Le Caritas, come stanno già facendo alcune realtà territoriali, torneranno invece a concentrare i loro interventi finanziati con fondi propri e donazioni dei fedeli sull’accoglienza di secondo livello (dopo cioè la risposta sulla richiesta d’asilo) e in particolare verso le persone che lo stesso decreto Sicurezza ha finito per privare della protezione umanitaria. Così come proseguirà in altra forma, fuori dai centri di accoglienza straordinaria, l’opera di assistenza gratuita da parte di migliaia di volontari.

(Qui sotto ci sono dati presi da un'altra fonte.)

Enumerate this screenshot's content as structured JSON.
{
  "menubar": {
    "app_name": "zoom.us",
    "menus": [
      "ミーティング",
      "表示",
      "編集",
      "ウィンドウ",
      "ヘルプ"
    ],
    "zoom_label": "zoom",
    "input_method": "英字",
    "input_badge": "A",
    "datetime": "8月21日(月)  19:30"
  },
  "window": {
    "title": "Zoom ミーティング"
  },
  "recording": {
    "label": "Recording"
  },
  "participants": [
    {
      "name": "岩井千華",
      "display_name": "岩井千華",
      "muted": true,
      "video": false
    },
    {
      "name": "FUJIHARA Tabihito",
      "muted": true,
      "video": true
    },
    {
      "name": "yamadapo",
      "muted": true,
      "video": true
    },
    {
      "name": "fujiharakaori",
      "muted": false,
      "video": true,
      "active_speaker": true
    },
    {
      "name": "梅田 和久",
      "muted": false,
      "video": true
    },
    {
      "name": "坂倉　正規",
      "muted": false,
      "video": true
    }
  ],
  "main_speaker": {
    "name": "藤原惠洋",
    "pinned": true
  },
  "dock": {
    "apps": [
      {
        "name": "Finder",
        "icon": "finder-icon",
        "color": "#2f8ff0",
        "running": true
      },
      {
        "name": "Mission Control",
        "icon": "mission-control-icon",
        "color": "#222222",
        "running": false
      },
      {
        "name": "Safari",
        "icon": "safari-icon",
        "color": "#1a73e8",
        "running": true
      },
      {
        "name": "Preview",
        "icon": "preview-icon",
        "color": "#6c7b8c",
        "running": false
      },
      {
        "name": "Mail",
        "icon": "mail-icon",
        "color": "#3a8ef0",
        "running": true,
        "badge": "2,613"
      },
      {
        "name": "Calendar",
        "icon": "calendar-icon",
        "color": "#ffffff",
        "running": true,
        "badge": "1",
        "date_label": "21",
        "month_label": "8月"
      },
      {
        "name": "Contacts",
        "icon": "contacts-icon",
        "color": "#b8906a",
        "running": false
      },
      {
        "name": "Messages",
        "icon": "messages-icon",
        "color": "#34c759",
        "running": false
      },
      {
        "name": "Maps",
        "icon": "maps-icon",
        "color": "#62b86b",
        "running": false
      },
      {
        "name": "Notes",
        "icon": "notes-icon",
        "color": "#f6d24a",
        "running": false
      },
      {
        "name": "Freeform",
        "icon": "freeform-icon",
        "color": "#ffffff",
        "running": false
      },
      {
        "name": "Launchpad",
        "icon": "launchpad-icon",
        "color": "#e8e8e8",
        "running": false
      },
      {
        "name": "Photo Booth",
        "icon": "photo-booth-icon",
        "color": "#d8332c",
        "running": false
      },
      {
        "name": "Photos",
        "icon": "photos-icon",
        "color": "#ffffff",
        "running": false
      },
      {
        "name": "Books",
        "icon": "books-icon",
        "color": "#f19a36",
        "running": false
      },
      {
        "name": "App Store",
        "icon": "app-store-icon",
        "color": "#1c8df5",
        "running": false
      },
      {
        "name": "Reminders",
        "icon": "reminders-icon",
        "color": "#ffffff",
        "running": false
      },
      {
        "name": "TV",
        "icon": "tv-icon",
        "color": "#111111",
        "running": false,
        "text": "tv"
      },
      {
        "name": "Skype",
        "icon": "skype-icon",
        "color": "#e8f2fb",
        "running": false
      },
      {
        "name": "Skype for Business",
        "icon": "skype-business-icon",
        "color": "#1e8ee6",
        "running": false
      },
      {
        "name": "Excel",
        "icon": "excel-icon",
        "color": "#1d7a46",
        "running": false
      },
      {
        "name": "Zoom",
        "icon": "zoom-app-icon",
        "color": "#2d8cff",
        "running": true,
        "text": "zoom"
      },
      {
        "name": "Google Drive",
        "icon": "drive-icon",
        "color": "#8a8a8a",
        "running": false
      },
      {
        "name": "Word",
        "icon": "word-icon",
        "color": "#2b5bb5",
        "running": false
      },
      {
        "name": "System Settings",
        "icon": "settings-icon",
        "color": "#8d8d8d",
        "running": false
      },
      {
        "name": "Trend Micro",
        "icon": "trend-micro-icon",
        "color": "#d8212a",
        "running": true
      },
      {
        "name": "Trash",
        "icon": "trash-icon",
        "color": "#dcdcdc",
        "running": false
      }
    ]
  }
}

Vede, signor ministro, quando parla sui social di «mangiatoia», di «speculazioni con altissimi margini», non offende tanto e solo un organismo ecclesiale, la Caritas, che rappresenta assieme alla fede il cuore dell’agire cristiano, ma migliaia e migliaia di persone di buona volontà che in Italia, nelle Caritas parrocchiali, dedicano il loro tempo ai poveri, insegnano la nostra lingua agli immigrati, li consigliano, cercano di integrarli nelle comunità con i nostri valori irrinunciabili, assistono chi è in difficoltà qualunque colore abbia la sua pelle, si prodigano nella raccolta e distribuzione degli abiti, portano pacchi alimentari a famiglie italiane e straniere, nei centri di ascolto si fanno carico di tanti disagi diversi. Non speculano, ci mettono del loro in termini di tempo e di soldi. Non sfruttano «mangiatoie», condividono con chi ha meno. Cercano di rispondere gratuitamente, con carità appunto, ai bisogni delle persone. Incontrandole in carne e ossa, non incrociandole virtualmente sui social. Signor ministro, venga a vedere cosa fa davvero una Caritas per gli italiani e gli stranieri. Venga, e si ricrederà.